The code in this repository uses [Osmosis](https://wiki.openstreetmap.org/wiki/Osmosis) to search for OSM nodes where `tourism=museum` (without a lat/long bounding box). It would be trivial to adapt `query.sh` to use different search criteria to meet your needs. See [here](https://wiki.openstreetmap.org/wiki/Osmosis/Detailed_Usage_0.45) for more info. I've written code that parses the resulting [`data/all-museums.osm`](data/all-museums.osm) query into a CSV that includes only a subset of desirable fields. I've found the country/city data provided by OSM to be quite sparse, so I've ignored OSM's city and country fields and chosen to instead include results from a reverse geolookup by lat/long using the [reverse-geocode](https://bitbucket.org/richardpenman/reverse_geocode) python package.

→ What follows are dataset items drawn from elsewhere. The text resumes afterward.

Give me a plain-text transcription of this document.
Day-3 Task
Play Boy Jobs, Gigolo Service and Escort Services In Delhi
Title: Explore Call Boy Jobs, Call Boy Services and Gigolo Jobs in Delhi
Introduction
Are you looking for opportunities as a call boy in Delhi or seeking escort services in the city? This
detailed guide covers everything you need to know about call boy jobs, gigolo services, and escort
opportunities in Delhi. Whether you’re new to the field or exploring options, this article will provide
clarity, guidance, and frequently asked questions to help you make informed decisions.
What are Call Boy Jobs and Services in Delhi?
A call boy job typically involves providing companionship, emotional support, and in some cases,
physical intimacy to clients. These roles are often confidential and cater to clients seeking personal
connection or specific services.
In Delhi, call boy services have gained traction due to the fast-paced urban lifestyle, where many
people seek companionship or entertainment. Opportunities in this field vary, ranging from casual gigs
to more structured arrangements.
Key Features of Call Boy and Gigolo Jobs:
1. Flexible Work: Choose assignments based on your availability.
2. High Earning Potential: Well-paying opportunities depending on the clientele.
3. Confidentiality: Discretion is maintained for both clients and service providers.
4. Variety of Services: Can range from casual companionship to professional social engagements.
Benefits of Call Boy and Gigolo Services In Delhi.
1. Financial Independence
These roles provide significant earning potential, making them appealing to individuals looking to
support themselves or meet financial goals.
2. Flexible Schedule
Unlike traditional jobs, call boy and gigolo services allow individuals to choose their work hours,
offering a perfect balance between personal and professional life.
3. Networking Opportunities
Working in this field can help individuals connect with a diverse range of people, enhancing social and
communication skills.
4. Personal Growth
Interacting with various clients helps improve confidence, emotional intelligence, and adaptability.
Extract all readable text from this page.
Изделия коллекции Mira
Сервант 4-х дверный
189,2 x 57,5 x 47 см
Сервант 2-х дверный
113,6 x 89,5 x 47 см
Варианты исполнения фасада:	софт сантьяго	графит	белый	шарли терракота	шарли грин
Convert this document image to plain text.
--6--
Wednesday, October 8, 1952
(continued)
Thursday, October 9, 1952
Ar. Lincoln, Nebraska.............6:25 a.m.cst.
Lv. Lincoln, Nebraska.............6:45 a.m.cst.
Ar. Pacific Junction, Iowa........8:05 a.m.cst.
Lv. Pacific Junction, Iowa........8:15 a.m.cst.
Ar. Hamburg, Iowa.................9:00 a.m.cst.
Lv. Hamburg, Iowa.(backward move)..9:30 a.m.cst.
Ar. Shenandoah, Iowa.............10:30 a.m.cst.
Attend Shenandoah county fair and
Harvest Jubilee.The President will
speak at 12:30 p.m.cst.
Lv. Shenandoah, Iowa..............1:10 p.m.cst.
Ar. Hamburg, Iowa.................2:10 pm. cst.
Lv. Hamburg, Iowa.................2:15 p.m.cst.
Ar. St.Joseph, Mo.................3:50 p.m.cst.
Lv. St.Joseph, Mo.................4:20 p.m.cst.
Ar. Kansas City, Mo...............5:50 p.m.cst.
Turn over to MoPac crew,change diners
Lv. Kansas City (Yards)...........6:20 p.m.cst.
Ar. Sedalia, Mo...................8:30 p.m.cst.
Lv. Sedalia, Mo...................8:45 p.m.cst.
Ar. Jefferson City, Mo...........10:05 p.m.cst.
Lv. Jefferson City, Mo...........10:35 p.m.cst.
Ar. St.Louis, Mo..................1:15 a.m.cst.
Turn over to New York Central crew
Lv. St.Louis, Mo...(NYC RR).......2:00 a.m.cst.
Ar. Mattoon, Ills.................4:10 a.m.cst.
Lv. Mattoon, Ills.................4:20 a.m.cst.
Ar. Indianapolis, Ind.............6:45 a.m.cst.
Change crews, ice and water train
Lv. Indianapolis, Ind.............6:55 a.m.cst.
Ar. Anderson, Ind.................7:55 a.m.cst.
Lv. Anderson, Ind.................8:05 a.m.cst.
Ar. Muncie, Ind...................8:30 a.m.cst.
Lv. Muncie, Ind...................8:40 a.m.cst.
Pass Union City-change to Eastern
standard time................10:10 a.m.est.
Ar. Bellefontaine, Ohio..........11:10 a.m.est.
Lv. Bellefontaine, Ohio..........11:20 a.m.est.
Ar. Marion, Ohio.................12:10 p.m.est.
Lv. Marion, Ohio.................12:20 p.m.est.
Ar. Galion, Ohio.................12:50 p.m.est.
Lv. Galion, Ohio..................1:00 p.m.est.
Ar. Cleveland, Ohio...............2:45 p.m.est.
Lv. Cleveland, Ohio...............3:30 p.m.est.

If you wish to repeat this process, or run similar queries or convert OSM XML to CSV, see below.
## Download
Open Street Maps planet data is ~54GB compressed, and ~751GB once uncompressed. [Full planet files](https://wiki.openstreetmap.org/wiki/Planet.osm) are made available weekly.
```bash
# clone this repo
git clone https://github.com/brannondorsey/osm-museums
# navigate to the data folder
cd osm-museums/data
# download the planet osm file
wget https://ftp5.gwdg.de/pub/misc/openstreetmap/planet.openstreetmap.org/planet/2017/planet-170102.osm.bz2
# you will likely need to install pbzip2 before running this command
# uncompress using 2GB of RAM (the max)
pbzip2 -d -m2000 planet-170102.osm.bz2
```
Osmosis can operate on `.bz2` compressed OSM files, however this is not encouraged and unless disk space is a limited resource should be avoided.
## Query
The official OSM query tool is a Java application called [Osmosis](https://wiki.openstreetmap.org/wiki/Osmosis). You must [download and install](https://wiki.openstreetmap.org/wiki/Osmosis#How_to_install) it for your platform. Next we search for all museums in the world and output the results to an XML file called `all-museums.osm` inside `data/`.
```bash
osmosis \
--read-xml data/planet-170102.osm \
--tf accept-nodes tourism=museum \
--tf reject-ways \
--tf reject-relations \
--write-xml data/all-museums.osm
```
The above command is also the contents of `query.sh`. So you can instead run `./query.sh` for convenience. See here for [full Osmosis usage documentation](https://wiki.openstreetmap.org/wiki/Osmosis/Detailed_Usage_0.45).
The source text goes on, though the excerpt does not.